Speed is essential, but Obama and company need to get all of their ducks in row first: Quickly stress test the 6-10 largest banks, determine which are truly insolvent and must be nationalized and which have the ability to continue as going concerns with a little help. (Maybe Citibank and B of A get nationalized, while JP Morgan Chase and Wells Fargo remain in private hands.) Hold top secret bipartisan meetings with key Republicans and Democrats in Congress, including Graham, McCain, Schumer, Dodd and Frank to insure that when the plan is announced there will be some political cover from important conservative Republicans. Organize a media roll-out, which includes supportive statements from key Republicans, to sell the plan to the public. Then Obama announces a televised prime time address which he uses as a teaching moment, employing his formidable rhetorical and analytical skills (much as he did in his Reverend Wright speech) to give the American people a nuanced explanation of both the depth of the financial crisis and the reasons why temporarily nationalizing a handful of the largest banks, using something akin to the Swedish model, is the best way to solve the crisis and assure that vital credit keeps flowing to businesses and consumers--And announces which banks are being taken over and which banks will not be taken over. The shareholders of the banks being nationalized will be wiped out, but those of the other banks will be reassured, thus preventing a "run on the bank."
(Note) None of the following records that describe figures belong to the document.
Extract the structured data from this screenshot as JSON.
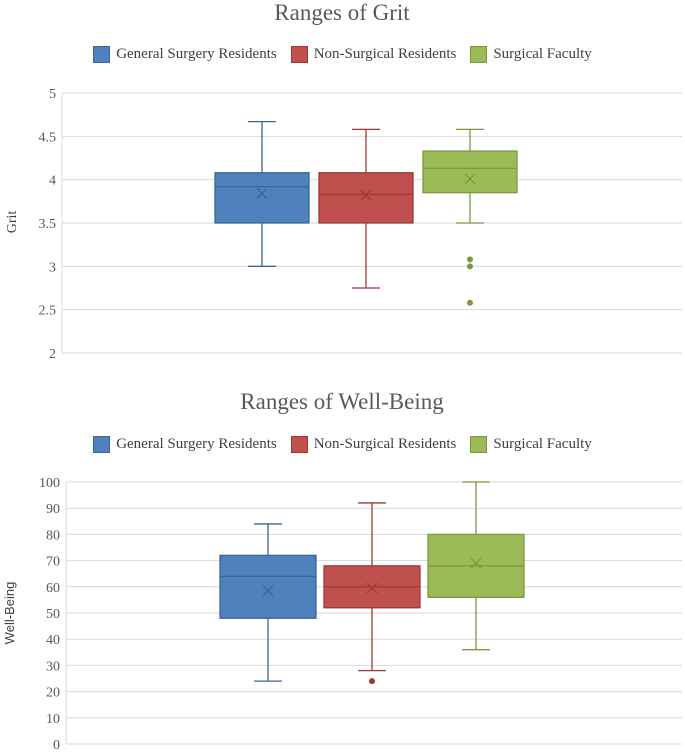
{
  "chart_data": [
    {
      "id": "grit",
      "type": "boxplot",
      "title": "Ranges of Grit",
      "ylabel": "Grit",
      "xlabel": "",
      "ylim": [
        2,
        5
      ],
      "yticks": [
        "2",
        "2.5",
        "3",
        "3.5",
        "4",
        "4.5",
        "5"
      ],
      "legend_position": "top",
      "series": [
        {
          "name": "General Surgery Residents",
          "color": "#4f81bd",
          "stroke": "#3a6699",
          "min": 3.0,
          "q1": 3.5,
          "median": 3.92,
          "q3": 4.08,
          "max": 4.67,
          "mean": 3.84,
          "outliers": []
        },
        {
          "name": "Non-Surgical Residents",
          "color": "#c0504d",
          "stroke": "#9c3a37",
          "min": 2.75,
          "q1": 3.5,
          "median": 3.83,
          "q3": 4.08,
          "max": 4.58,
          "mean": 3.82,
          "outliers": []
        },
        {
          "name": "Surgical Faculty",
          "color": "#9bbb59",
          "stroke": "#7a9a3c",
          "min": 3.5,
          "q1": 3.85,
          "median": 4.13,
          "q3": 4.33,
          "max": 4.58,
          "mean": 4.01,
          "outliers": [
            3.08,
            3.0,
            2.58
          ]
        }
      ]
    },
    {
      "id": "wb",
      "type": "boxplot",
      "title": "Ranges of Well-Being",
      "ylabel": "Well-Being",
      "xlabel": "",
      "ylim": [
        0,
        100
      ],
      "yticks": [
        "0",
        "10",
        "20",
        "30",
        "40",
        "50",
        "60",
        "70",
        "80",
        "90",
        "100"
      ],
      "legend_position": "top",
      "series": [
        {
          "name": "General Surgery Residents",
          "color": "#4f81bd",
          "stroke": "#3a6699",
          "min": 24,
          "q1": 48,
          "median": 64,
          "q3": 72,
          "max": 84,
          "mean": 58.5,
          "outliers": []
        },
        {
          "name": "Non-Surgical Residents",
          "color": "#c0504d",
          "stroke": "#9c3a37",
          "min": 28,
          "q1": 52,
          "median": 60,
          "q3": 68,
          "max": 92,
          "mean": 59.5,
          "outliers": [
            24
          ]
        },
        {
          "name": "Surgical Faculty",
          "color": "#9bbb59",
          "stroke": "#7a9a3c",
          "min": 36,
          "q1": 56,
          "median": 68,
          "q3": 80,
          "max": 100,
          "mean": 69,
          "outliers": []
        }
      ]
    }
  ]
}
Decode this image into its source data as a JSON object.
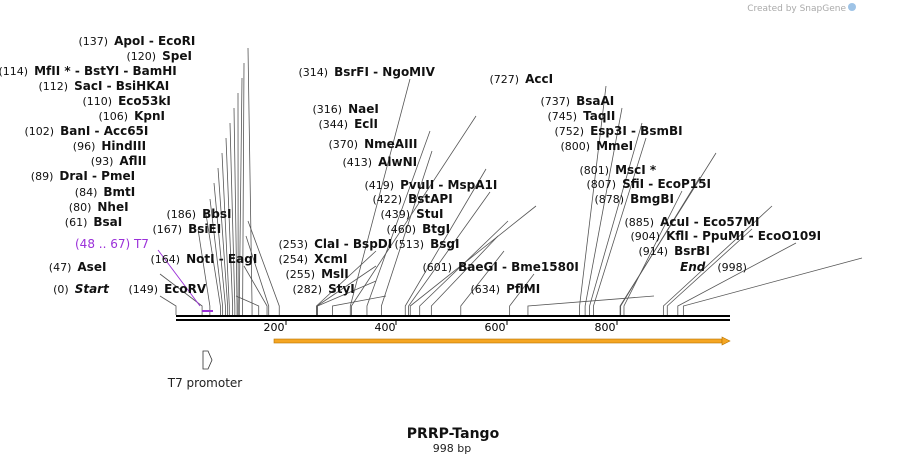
{
  "branding": "Created by SnapGene",
  "map_title": "PRRP-Tango",
  "map_size": "998 bp",
  "feature_label": "T7 promoter",
  "primer": {
    "pos": "(48 .. 67)",
    "name": "T7"
  },
  "ticks": [
    "200",
    "400",
    "600",
    "800"
  ],
  "colors": {
    "orf": "#f5a623",
    "primer": "#9b30d9",
    "backbone": "#000000"
  },
  "sites": [
    {
      "pos": "(137)",
      "names": [
        "ApoI",
        "EcoRI"
      ]
    },
    {
      "pos": "(120)",
      "names": [
        "SpeI"
      ]
    },
    {
      "pos": "(114)",
      "names": [
        "MfII *",
        "BstYI",
        "BamHI"
      ]
    },
    {
      "pos": "(112)",
      "names": [
        "SacI",
        "BsiHKAI"
      ]
    },
    {
      "pos": "(110)",
      "names": [
        "Eco53kI"
      ]
    },
    {
      "pos": "(106)",
      "names": [
        "KpnI"
      ]
    },
    {
      "pos": "(102)",
      "names": [
        "BanI",
        "Acc65I"
      ]
    },
    {
      "pos": "(96)",
      "names": [
        "HindIII"
      ]
    },
    {
      "pos": "(93)",
      "names": [
        "AflII"
      ]
    },
    {
      "pos": "(89)",
      "names": [
        "DraI",
        "PmeI"
      ]
    },
    {
      "pos": "(84)",
      "names": [
        "BmtI"
      ]
    },
    {
      "pos": "(80)",
      "names": [
        "NheI"
      ]
    },
    {
      "pos": "(61)",
      "names": [
        "BsaI"
      ]
    },
    {
      "pos": "(47)",
      "names": [
        "AseI"
      ]
    },
    {
      "pos": "(0)",
      "names": [
        "Start"
      ]
    },
    {
      "pos": "(149)",
      "names": [
        "EcoRV"
      ]
    },
    {
      "pos": "(164)",
      "names": [
        "NotI",
        "EagI"
      ]
    },
    {
      "pos": "(167)",
      "names": [
        "BsiEI"
      ]
    },
    {
      "pos": "(186)",
      "names": [
        "BbsI"
      ]
    },
    {
      "pos": "(253)",
      "names": [
        "ClaI",
        "BspDI"
      ]
    },
    {
      "pos": "(254)",
      "names": [
        "XcmI"
      ]
    },
    {
      "pos": "(255)",
      "names": [
        "MslI"
      ]
    },
    {
      "pos": "(282)",
      "names": [
        "StyI"
      ]
    },
    {
      "pos": "(314)",
      "names": [
        "BsrFI",
        "NgoMIV"
      ]
    },
    {
      "pos": "(316)",
      "names": [
        "NaeI"
      ]
    },
    {
      "pos": "(344)",
      "names": [
        "EclI"
      ]
    },
    {
      "pos": "(370)",
      "names": [
        "NmeAIII"
      ]
    },
    {
      "pos": "(413)",
      "names": [
        "AlwNI"
      ]
    },
    {
      "pos": "(419)",
      "names": [
        "PvuII",
        "MspA1I"
      ]
    },
    {
      "pos": "(422)",
      "names": [
        "BstAPI"
      ]
    },
    {
      "pos": "(439)",
      "names": [
        "StuI"
      ]
    },
    {
      "pos": "(460)",
      "names": [
        "BtgI"
      ]
    },
    {
      "pos": "(513)",
      "names": [
        "BsgI"
      ]
    },
    {
      "pos": "(601)",
      "names": [
        "BaeGI",
        "Bme1580I"
      ]
    },
    {
      "pos": "(634)",
      "names": [
        "PflMI"
      ]
    },
    {
      "pos": "(727)",
      "names": [
        "AccI"
      ]
    },
    {
      "pos": "(737)",
      "names": [
        "BsaAI"
      ]
    },
    {
      "pos": "(745)",
      "names": [
        "TaqII"
      ]
    },
    {
      "pos": "(752)",
      "names": [
        "Esp3I",
        "BsmBI"
      ]
    },
    {
      "pos": "(800)",
      "names": [
        "MmeI"
      ]
    },
    {
      "pos": "(801)",
      "names": [
        "MscI *"
      ]
    },
    {
      "pos": "(807)",
      "names": [
        "SfiI",
        "EcoP15I"
      ]
    },
    {
      "pos": "(878)",
      "names": [
        "BmgBI"
      ]
    },
    {
      "pos": "(885)",
      "names": [
        "AcuI",
        "Eco57MI"
      ]
    },
    {
      "pos": "(904)",
      "names": [
        "KflI",
        "PpuMI",
        "EcoO109I"
      ]
    },
    {
      "pos": "(914)",
      "names": [
        "BsrBI"
      ]
    },
    {
      "pos": "(998)",
      "names": [
        "End"
      ]
    }
  ]
}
Anyway, that's how I hope it works. If Obama, Geithner, Summers and Sheila Baer can engineer such a strategy, perhaps the financial crisis can be resolved and the economy will recover within a few years. If they persist in defending a purely private banking system combined with a private/public hybrid aggregator bank--whether because they truly believe American cultural values will reject anything else or because they are too close to Wall Street bankers to consider wiping them out--there's a serious danger that the recession will turn into a depression and Obama's presidency will be a failure.

It's time for audacity...and a Swedish Model.

UPDATE: The Wall Street Journal is reporting that Citibank is offering the Federal government a 25%-40% ownership stake in the bank. While few details are reported, this looks like a very bad deal for the taxpayers and a windfall for Citibank shareholders and management. The Federal government has already injected $45 billion of capital into Citibank and guaranteed Citibank against over $300 billion in losses on some of its toxic assets, while Citibank's market value is less than $20 billion. If Warren Buffet did the same, he would end up owning Citibank several times over and would receive the upside when assets are sold off. The taxpayers should be treated no worse.